• Ian Reid

Inclusiv Education leads the way in mEducation Alliance Symposium panel

When the mEducation Alliance 2021 Symposium kicked off recently, Inclusiv Education was proud to lead the way.


The symposium’s first session focused on teacher professional development and featured Inclusiv Education’s work in Papua New Guinea and Tonga.


Save the Children Education Program Manager, Stanley Kumasimba, spoke about the Literacy Boost and Numeracy Boost programs we are running together in Papua New Guinea. Our Educational Technology Specialist, Natalie Denmeade, joined him in sharing insights from the programs which support teachers with low digital literacy to develop skills in using digital content, apps, tablets and solar-powered projectors. The Inclusiv Learning Platform provides teachers with ongoing access to almost 150 digital teaching resources and on average, they receive almost 26 hours of face-to-face training. Almost 7000 students have benefitted from eLearning through the project, and parents have reported an improvement in their children’s grammar, pronunciation and phonics understanding.

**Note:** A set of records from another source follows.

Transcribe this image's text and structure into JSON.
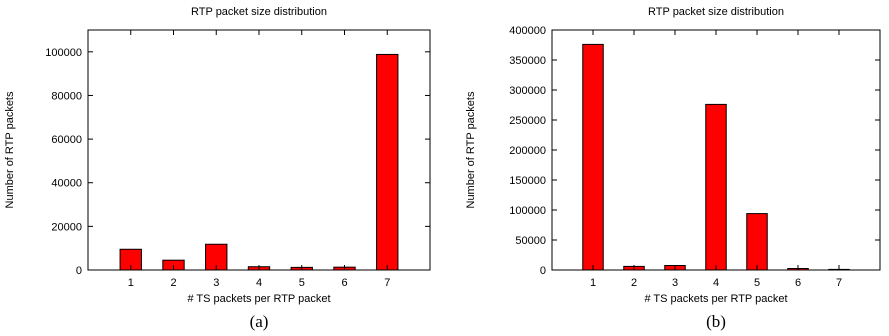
{
  "figure": {
    "captions": [
      "(a)",
      "(b)"
    ]
  },
  "chart_data": [
    {
      "type": "bar",
      "title": "RTP packet size distribution",
      "xlabel": "# TS packets per RTP packet",
      "ylabel": "Number of RTP packets",
      "categories": [
        "1",
        "2",
        "3",
        "4",
        "5",
        "6",
        "7"
      ],
      "values": [
        9500,
        4500,
        11800,
        1500,
        1200,
        1300,
        98800
      ],
      "ylim": [
        0,
        110000
      ],
      "yticks": [
        0,
        20000,
        40000,
        60000,
        80000,
        100000
      ],
      "xlim": [
        0,
        8
      ],
      "bar_color": "#ff0000",
      "grid": false,
      "caption": "(a)"
    },
    {
      "type": "bar",
      "title": "RTP packet size distribution",
      "xlabel": "# TS packets per RTP packet",
      "ylabel": "Number of RTP packets",
      "categories": [
        "1",
        "2",
        "3",
        "4",
        "5",
        "6",
        "7"
      ],
      "values": [
        376000,
        6000,
        7500,
        276000,
        94000,
        2500,
        1000
      ],
      "ylim": [
        0,
        400000
      ],
      "yticks": [
        0,
        50000,
        100000,
        150000,
        200000,
        250000,
        300000,
        350000,
        400000
      ],
      "xlim": [
        0,
        8
      ],
      "bar_color": "#ff0000",
      "grid": false,
      "caption": "(b)"
    }
  ]
}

Our Senior Education Technology Adviser, Dr Ian Reid, presented on the GPE-funded Tonga Accelerated Resilience Program (TARP). He represented our program partners: Tonga Ministry of Education and Training CEO, Dr Tanhikina Moimoi Steen, and TARP Project Manager, Timote Katoanga. Ian spoke about the research basis for the TARP, which was derived from two comprehensive trial days of at-home schooling conducted in 2020 in preparation for the impact of COVID-19. Following this research, Inclusiv Education designed the TARP and with Save the Children Australia as the grant agent, our proposal for it was accepted. Progress on this project has been very exciting so far – look out for a report next year.


The symposium’s focus on ‘EdTech for accelerating foundational literacy and numeracy in low-resource contexts’ is of particular interest to Inclusiv Education as we help our partners successfully adopt EdTech in challenging settings.


It was great to participate in the symposium with other presenters, including Wendy Smith and Ethel Sakitey from World Reader, Tae Young from Enuma, Dayani Mbowe from Camara Education Tanzania and Adam Kreimeia from the EdTech Hub. Together, we provided diverse perspectives on drawing upon sound evidence for the efficacy of EdTech in challenging settings. Sharing experiences in forums like this is an important way to learn from each other and accelerate the progress on thoughtful and evidence-based EdTech in low-to-middle income countries.